Defenders of the Bush White House are declaring this week that the Valerie Plame scandal has been definitely exposed as a fraud perpetrated by a Bush-hating media, and that we who have covered that case should now be apologizing to those who were unjustly persecuted, namely Karl Rove and Scooter Libby.
The defenders cite the fact that Richard Armitage, a State Department deputy with no love for the Bush team, has been revealed as the initial source who outed the CIA identity of Valerie Plame to columnist Robert Novak.
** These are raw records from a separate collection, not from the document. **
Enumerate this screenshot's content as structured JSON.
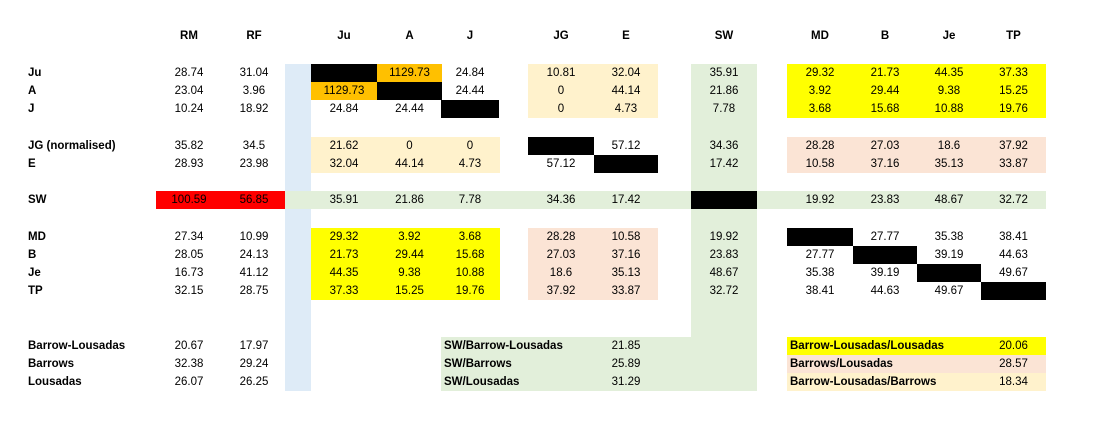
{
  "colors": {
    "black": "#000000",
    "orange": "#ffc000",
    "red": "#ff0000",
    "yellow": "#ffff00",
    "tan": "#fff2cc",
    "pink": "#fbe4d5",
    "green": "#e2efda",
    "blue": "#deebf7"
  },
  "headers": [
    "RM",
    "RF",
    "Ju",
    "A",
    "J",
    "JG",
    "E",
    "SW",
    "MD",
    "B",
    "Je",
    "TP"
  ],
  "row_labels": [
    "Ju",
    "A",
    "J",
    "JG (normalised)",
    "E",
    "SW",
    "MD",
    "B",
    "Je",
    "TP",
    "Barrow-Lousadas",
    "Barrows",
    "Lousadas"
  ],
  "left": {
    "Ju": [
      "28.74",
      "31.04"
    ],
    "A": [
      "23.04",
      "3.96"
    ],
    "J": [
      "10.24",
      "18.92"
    ],
    "JG": [
      "35.82",
      "34.5"
    ],
    "E": [
      "28.93",
      "23.98"
    ],
    "SW": [
      "100.59",
      "56.85"
    ],
    "MD": [
      "27.34",
      "10.99"
    ],
    "B": [
      "28.05",
      "24.13"
    ],
    "Je": [
      "16.73",
      "41.12"
    ],
    "TP": [
      "32.15",
      "28.75"
    ],
    "BL": [
      "20.67",
      "17.97"
    ],
    "Bw": [
      "32.38",
      "29.24"
    ],
    "Lo": [
      "26.07",
      "26.25"
    ]
  },
  "g1": {
    "Ju": [
      "",
      "1129.73",
      "24.84"
    ],
    "A": [
      "1129.73",
      "",
      "24.44"
    ],
    "J": [
      "24.84",
      "24.44",
      ""
    ],
    "JG": [
      "21.62",
      "0",
      "0"
    ],
    "E": [
      "32.04",
      "44.14",
      "4.73"
    ],
    "SW": [
      "35.91",
      "21.86",
      "7.78"
    ],
    "MD": [
      "29.32",
      "3.92",
      "3.68"
    ],
    "B": [
      "21.73",
      "29.44",
      "15.68"
    ],
    "Je": [
      "44.35",
      "9.38",
      "10.88"
    ],
    "TP": [
      "37.33",
      "15.25",
      "19.76"
    ]
  },
  "g2": {
    "Ju": [
      "10.81",
      "32.04"
    ],
    "A": [
      "0",
      "44.14"
    ],
    "J": [
      "0",
      "4.73"
    ],
    "JG": [
      "",
      "57.12"
    ],
    "E": [
      "57.12",
      ""
    ],
    "SW": [
      "34.36",
      "17.42"
    ],
    "MD": [
      "28.28",
      "10.58"
    ],
    "B": [
      "27.03",
      "37.16"
    ],
    "Je": [
      "18.6",
      "35.13"
    ],
    "TP": [
      "37.92",
      "33.87"
    ]
  },
  "g3": {
    "Ju": "35.91",
    "A": "21.86",
    "J": "7.78",
    "JG": "34.36",
    "E": "17.42",
    "SW": "",
    "MD": "19.92",
    "B": "23.83",
    "Je": "48.67",
    "TP": "32.72"
  },
  "g4": {
    "Ju": [
      "29.32",
      "21.73",
      "44.35",
      "37.33"
    ],
    "A": [
      "3.92",
      "29.44",
      "9.38",
      "15.25"
    ],
    "J": [
      "3.68",
      "15.68",
      "10.88",
      "19.76"
    ],
    "JG": [
      "28.28",
      "27.03",
      "18.6",
      "37.92"
    ],
    "E": [
      "10.58",
      "37.16",
      "35.13",
      "33.87"
    ],
    "SW": [
      "19.92",
      "23.83",
      "48.67",
      "32.72"
    ],
    "MD": [
      "",
      "27.77",
      "35.38",
      "38.41"
    ],
    "B": [
      "27.77",
      "",
      "39.19",
      "44.63"
    ],
    "Je": [
      "35.38",
      "39.19",
      "",
      "49.67"
    ],
    "TP": [
      "38.41",
      "44.63",
      "49.67",
      ""
    ]
  },
  "mid_summary": [
    {
      "label": "SW/Barrow-Lousadas",
      "value": "21.85"
    },
    {
      "label": "SW/Barrows",
      "value": "25.89"
    },
    {
      "label": "SW/Lousadas",
      "value": "31.29"
    }
  ],
  "right_summary": [
    {
      "label": "Barrow-Lousadas/Lousadas",
      "value": "20.06"
    },
    {
      "label": "Barrows/Lousadas",
      "value": "28.57"
    },
    {
      "label": "Barrow-Lousadas/Barrows",
      "value": "18.34"
    }
  ]
}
As those of you who are not Plame scandal junkies may have already forgotten, she’s the wife of Joseph Wilson, the Bush critic and former ambassador who had publicly disputed one of Bush’s key WMD claims on Iraq.
In other words, the Bush defenders are now arguing that since Armitage was the first guy to blab on Plame, this means that, contrary to press reports, there was really no White House effort to retaliate against Wilson by exposing his wife’s spy status.
Fred Barnes, the longtime Rove defender at the Weekly Standard magazine, condemns “a journalistic jihad” against Rove, because, in reality,“there was no leak (against Plame) at all, just idle talk...It’s as if a giant hoax were perpetrated on the country...” Meanwhile, in my backyard, a letter to the Inquirer condemns the fact that the Armitage revelation was played on page two, and “I wait with bated breath for Dick Polman's front-page article decrying the perception of a Nixonian White House...”
It’s also true that David Broder of the Washington Post, the de facto “dean” of the Beltway press, believes the Plame story was overblown, and writes today that many in the media “owe Karl Rove an apology.”But these folks are ignoring some salient and inconvenient facts:
1. We now know about Armitage’s role because it was revealed in a new book. And the entire premise of that new book, Hubris, is that the Bush administration behaved shamefully and deceptively during the prelude to war in Iraq.
2. The book specifically cites Karl Rove as Novak’s second source on Plame (as special prosecutor Patrick Fitzgerald’s report signaled earlier), and confirms, once again, that Scooter Libby in the vice president’s offie spoke with two reporters about Plame.
3. The book further states that the only reason Armitage even knew about Plame was because he had seen a negative document about Joseph Wilson that had been put together for Scooter Libby.
4. Bush defenders have long sought to minimize the leak of Plame’s CIA status by claiming that she didn’t have an important job anyway, that (in the words of conservative commentator Jonah Goldberg) she was merely a “desk jockey.” But the book, citing interview with confidential CIA sources, that she was operations chief for the agency’s Joint Task Force on Iraq, which had tried during the prewar months to find confirmation of the White House’s WMD claims -- but had come up empty.
5. One of the Book’s authors, David Corn, writes this week on his blog that “Rove’s leak and Libby’s leak were part of a campaign to discredit...Wilson. That’s no conspiracy theory. The available evidence proves this point.”
Of course, it's possible that none of us would be debating this case any longer if Fitzgerald had made good on his original promise to say more about his long investigation. He made that vow 11 months ago...and counting.